On Tue, 7 Jan 2003, Nikhil Joshi wrote:
Now how is kernel to decide (if it had powers/facility) whether program is virus or not?
A virus is not a program on its own. It is a snippet of code that needs to be attached to an existing program to be effective. A virus consists of three parts - one which loads it into memory - this would be written somewhere near the start of the infected binary, the payload - the stuff that the virus does, and the contagion - the part that helps the virus spread.
A worm is a program in itself that propagates on its own. It does not require user intervention or the existence of other programs. It does not infect other programs.

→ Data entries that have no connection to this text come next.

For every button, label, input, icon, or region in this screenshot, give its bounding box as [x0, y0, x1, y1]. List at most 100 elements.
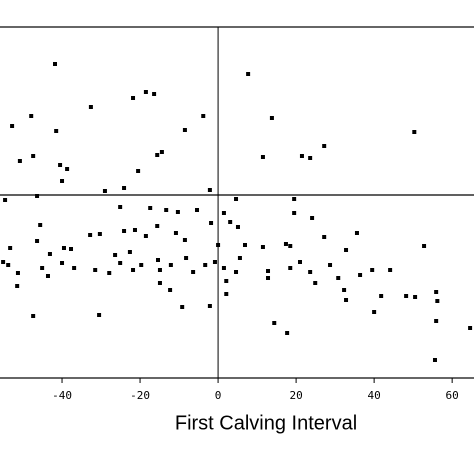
- point: [122, 229, 127, 233]
- point: [35, 239, 40, 243]
- point: [388, 268, 393, 272]
- point: [285, 331, 290, 335]
- point: [413, 295, 418, 299]
- point: [203, 263, 208, 267]
- point: [344, 248, 349, 252]
- point: [432, 358, 437, 362]
- point: [434, 290, 439, 294]
- point: [242, 243, 247, 247]
- point: [195, 208, 200, 212]
- point: [38, 223, 43, 227]
- point: [139, 263, 144, 267]
- point: [313, 281, 318, 285]
- point: [40, 266, 45, 270]
- point: [3, 198, 8, 202]
- point: [182, 128, 187, 132]
- point: [6, 263, 11, 267]
- point: [127, 250, 132, 254]
- point: [136, 169, 141, 173]
- point: [358, 273, 363, 277]
- point: [237, 256, 242, 260]
- point: [308, 270, 313, 274]
- point: [168, 263, 173, 267]
- point: [29, 114, 34, 118]
- point: [31, 314, 36, 318]
- point: [310, 216, 315, 220]
- point: [10, 124, 15, 128]
- point: [118, 261, 123, 265]
- point: [221, 211, 226, 215]
- point: [235, 225, 240, 229]
- point: [131, 268, 136, 272]
- point: [292, 211, 297, 215]
- point: [60, 261, 65, 265]
- point: [260, 245, 265, 249]
- point: [72, 266, 77, 270]
- point: [61, 246, 66, 250]
- point: [212, 260, 217, 264]
- point: [17, 159, 22, 163]
- point: [260, 155, 265, 159]
- point: [180, 305, 185, 309]
- point: [173, 231, 178, 235]
- point: [372, 310, 377, 314]
- point: [97, 313, 102, 317]
- x-tick-label: -20: [130, 389, 150, 402]
- point: [412, 130, 417, 134]
- point: [209, 221, 214, 225]
- point: [292, 197, 297, 201]
- point: [102, 189, 107, 193]
- point: [54, 129, 59, 133]
- x-tick-label: 20: [289, 389, 302, 402]
- point: [159, 150, 164, 154]
- point: [143, 234, 148, 238]
- point: [155, 153, 160, 157]
- point: [88, 105, 93, 109]
- point: [168, 288, 173, 292]
- point: [234, 270, 239, 274]
- point: [182, 238, 187, 242]
- point: [97, 232, 102, 236]
- x-tick-label: 40: [368, 389, 381, 402]
- point: [266, 269, 271, 273]
- point: [1, 260, 6, 264]
- plot-frame: [0, 26, 474, 379]
- point: [35, 194, 40, 198]
- point: [47, 252, 52, 256]
- point: [45, 274, 50, 278]
- point: [113, 253, 118, 257]
- point: [53, 62, 58, 66]
- point: [207, 188, 212, 192]
- point: [88, 233, 93, 237]
- point: [234, 197, 239, 201]
- point: [322, 144, 327, 148]
- point: [143, 90, 148, 94]
- point: [191, 270, 196, 274]
- point: [155, 224, 160, 228]
- x-tick-label: 60: [446, 389, 459, 402]
- point: [65, 167, 70, 171]
- x-tick-label: -40: [52, 389, 72, 402]
- point: [15, 284, 20, 288]
- point: [224, 292, 229, 296]
- x-axis-title: First Calving Interval: [175, 412, 357, 434]
- point: [435, 299, 440, 303]
- point: [298, 260, 303, 264]
- point: [69, 247, 74, 251]
- point: [93, 268, 98, 272]
- point: [434, 319, 439, 323]
- point: [157, 281, 162, 285]
- point: [269, 116, 274, 120]
- point: [60, 179, 65, 183]
- point: [148, 206, 153, 210]
- point: [207, 304, 212, 308]
- point: [404, 294, 409, 298]
- point: [344, 298, 349, 302]
- point: [132, 228, 137, 232]
- point: [216, 243, 221, 247]
- point: [58, 163, 63, 167]
- point: [31, 154, 36, 158]
- point: [342, 288, 347, 292]
- point: [422, 244, 427, 248]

A trojan is a program that claims to be something that it isn't. For example, the program format.com will destroy all data on your hard disk, but that's what it says it will do - hence it is not a trojan. a program that says it is a new year card, but in reality destroys all data on your hard disk - that is a trojan. Trojans need to be executed by the user.

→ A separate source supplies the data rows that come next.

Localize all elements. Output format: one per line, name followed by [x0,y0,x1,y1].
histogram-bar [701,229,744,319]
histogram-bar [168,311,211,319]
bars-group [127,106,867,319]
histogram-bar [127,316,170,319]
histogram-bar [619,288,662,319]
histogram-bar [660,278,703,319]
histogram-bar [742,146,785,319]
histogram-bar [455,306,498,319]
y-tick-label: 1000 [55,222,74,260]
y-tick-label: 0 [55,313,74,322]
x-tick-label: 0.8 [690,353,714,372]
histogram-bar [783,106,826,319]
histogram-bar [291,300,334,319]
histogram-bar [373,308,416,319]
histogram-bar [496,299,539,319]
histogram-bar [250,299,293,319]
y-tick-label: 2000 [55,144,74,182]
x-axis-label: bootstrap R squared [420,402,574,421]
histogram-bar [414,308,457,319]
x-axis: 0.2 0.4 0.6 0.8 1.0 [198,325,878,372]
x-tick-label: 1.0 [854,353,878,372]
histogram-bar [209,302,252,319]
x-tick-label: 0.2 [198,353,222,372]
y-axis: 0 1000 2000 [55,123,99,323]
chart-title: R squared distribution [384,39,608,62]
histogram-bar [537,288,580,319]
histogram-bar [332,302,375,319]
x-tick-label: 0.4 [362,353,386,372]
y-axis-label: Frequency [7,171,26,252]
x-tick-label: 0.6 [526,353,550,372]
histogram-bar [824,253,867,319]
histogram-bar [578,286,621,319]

It is impossible for an antivirus program to identify trojans. Well known trojans can be added to a database, but it is impossible to identify new ones based solely on what they do. Viruses are easy to detect because all viruses must have code that allows them to write themselves onto other binaries.
Worms are hard to identify, but there are telltale signs that can give a hint as to whether a piece of code is a worm or not.
Consider now, what would happen if a virus were to infect a worm.